Notre pays compte une superficie fluviale de 4 500 km2, sur laquelle la pêche est une activité bien pratiquée. Outre les pêcheurs des Régions de Mopti, Sikasso et Ségou, ceux de la capitale contribuent largement à satisfaire la demande importante en poisson de la population de la capitale. Pour comprendre la vie de ces pêcheurs, qui sauvent parfois des vies sur le fleuve Niger, notre équipe de reportage s’est rendue à Missabougou où s’est implantée, sur les berges du fleuve Niger, une communauté de pêcheurs.
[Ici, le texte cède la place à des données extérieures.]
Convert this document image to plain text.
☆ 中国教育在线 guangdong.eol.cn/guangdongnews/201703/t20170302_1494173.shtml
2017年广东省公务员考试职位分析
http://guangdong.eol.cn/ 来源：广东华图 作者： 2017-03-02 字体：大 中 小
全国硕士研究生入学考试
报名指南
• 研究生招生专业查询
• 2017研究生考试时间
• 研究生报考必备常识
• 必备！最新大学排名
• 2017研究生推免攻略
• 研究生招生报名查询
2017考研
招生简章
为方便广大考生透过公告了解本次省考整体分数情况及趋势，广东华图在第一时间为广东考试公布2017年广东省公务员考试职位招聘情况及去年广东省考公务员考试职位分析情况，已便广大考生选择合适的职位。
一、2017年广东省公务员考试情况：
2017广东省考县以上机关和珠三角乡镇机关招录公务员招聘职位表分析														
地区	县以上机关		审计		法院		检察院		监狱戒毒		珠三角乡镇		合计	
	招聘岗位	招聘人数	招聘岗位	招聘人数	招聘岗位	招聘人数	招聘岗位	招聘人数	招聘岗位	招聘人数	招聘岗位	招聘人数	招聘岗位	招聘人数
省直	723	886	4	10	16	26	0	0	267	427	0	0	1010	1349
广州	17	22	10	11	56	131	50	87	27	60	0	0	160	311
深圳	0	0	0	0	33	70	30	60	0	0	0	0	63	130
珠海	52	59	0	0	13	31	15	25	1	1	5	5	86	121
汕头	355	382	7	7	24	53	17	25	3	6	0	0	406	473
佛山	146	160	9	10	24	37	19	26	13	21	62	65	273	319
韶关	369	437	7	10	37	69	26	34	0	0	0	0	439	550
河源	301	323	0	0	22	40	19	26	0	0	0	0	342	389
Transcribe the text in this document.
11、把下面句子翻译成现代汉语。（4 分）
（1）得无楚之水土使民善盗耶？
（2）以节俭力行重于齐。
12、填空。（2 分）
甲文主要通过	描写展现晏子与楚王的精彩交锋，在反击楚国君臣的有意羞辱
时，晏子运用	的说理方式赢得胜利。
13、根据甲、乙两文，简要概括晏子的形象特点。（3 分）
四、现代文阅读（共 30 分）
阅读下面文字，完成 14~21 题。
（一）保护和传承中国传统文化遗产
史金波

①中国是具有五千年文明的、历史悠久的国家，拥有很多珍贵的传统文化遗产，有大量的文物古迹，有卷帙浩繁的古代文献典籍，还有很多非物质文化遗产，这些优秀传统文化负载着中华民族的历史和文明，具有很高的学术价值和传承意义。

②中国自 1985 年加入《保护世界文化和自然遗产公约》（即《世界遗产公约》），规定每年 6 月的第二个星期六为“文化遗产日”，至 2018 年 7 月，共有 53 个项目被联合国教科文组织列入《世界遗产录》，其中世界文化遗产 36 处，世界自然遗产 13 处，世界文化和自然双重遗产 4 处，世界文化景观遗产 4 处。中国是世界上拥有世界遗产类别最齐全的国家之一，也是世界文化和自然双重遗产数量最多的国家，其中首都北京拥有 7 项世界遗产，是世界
Adama Sanogo prépare ses hameçons, ces petits crochets de fer à pointe barbelée que l’on met au bout d’une ligne, avec de l’appât, pour prendre du poisson. «Je creuse le sol pour avoir des vers de terre qui servent d’appâts pour préparer mes hameçons. Le soir, je vais placer le filet, puis le lendemain matin, je vais voir si mon piège a capturé des poissons», explique le jeune pêcheur, assis sur une natte.
L’utilisation de la pirogue est essentielle pour le pêcheur. En plus d’être un moyen de transport indispensable, cette embarcation faite d’un seul tronc d’arbre reçoit les butins du jour. Les pirogues de Adama Sanogo sont toutes fabriquées avec l’arbre appelé «Djala». Et leurs dimensions varient de 7 à 8 mètres de long.
Selon M. Koné, un autre pêcheur, la plus petite embarcation dans leur « zone de pêche » mesure 6 mètres. Certains pêcheurs, ajoute-t-il, ont des pirogues motorisées qui leur permettent de se rendre dans des endroits très éloignés. En 15 ans d’activité, notre interlocuteur s’estime heureux. Il a pu non seulement acheter sa propre pirogue, mais aussi des bœufs et des moutons.
IMPACT DES SACHETS PLASTIQUES. Ici, tout le monde en convient : Le fleuve est envahi par les sachets plastiques. Et la situation n’est pas sans impact sur la pratique de la pêche. « La pêche est devenue une activité de moins en moins rentable», témoigne Yacouba Coulibaly. Ce quadragénaire pointe du doigt plusieurs facteurs, notamment l’envahissement du fleuve par les sacs et sachets plastiques.
Le barrage de Sélingué contribuerait aussi, selon Yacouba Coulibaly, à la réduction de la quantité de poissons qui se déplacent vers leur zone. La disette est exacerbée par la violation des périmètres protégés que les pêcheurs eux-mêmes ont établi. «Ici, nous avons décidé de protéger des endroits en vue d’accroître le nombre de poissons qui y vivent, mais certains ne respectent pas cette décision » a-t-il regretté.
Conséquence : les pêcheurs bamakois ne vivent plus de leur activité. Ainsi, sont-ils contraints de pratiquer l’élevage et le maraichage pour faire face aux besoins quotidiens.
Du coup, la saison des pluies est devenue un moment moins apprécié par les pêcheurs, car les périmètres de maraichage sont inondés. Cependant, l’occupation des périmètres de maraichage par les cours d’eau n’est pas la seule amertume de Yacouba et ses collègues.
Il y a également le fait que la pêche soit moins fructueuse en cette période. «Quand il y a la crue, les poissons s’enfouissent sous les herbes. Nous n’attrapons qu’au maximum 5 kilogrammes de poissons contrairement à la saison sèche, qui est plus intéressante», explique notre interlocuteur.
Malgré toutes ces difficultés, cette communauté de pêcheurs s’investit pour que leurs enfants soient instruits. Un avantage que Yacouba et sa génération n’ont pas eu. « Nos enfants vont à l’école. Nous les embarquons dans les pirogues pour les déposer sur l’autre rive. Ils font l’auto-stop pour atteindre l’école», dit-il, avant d’ajouter qu’ils les encouragent constamment à persévérer. Mais, ceux qui réussissent à décrocher leurs diplômes se comptent sur le bout des doigts.
Ces pêcheurs souhaitent avoir des matériels adéquats, mais aussi des appuis pour mener le maraichage et l’élevage, une manière pour eux d’éviter le chomage.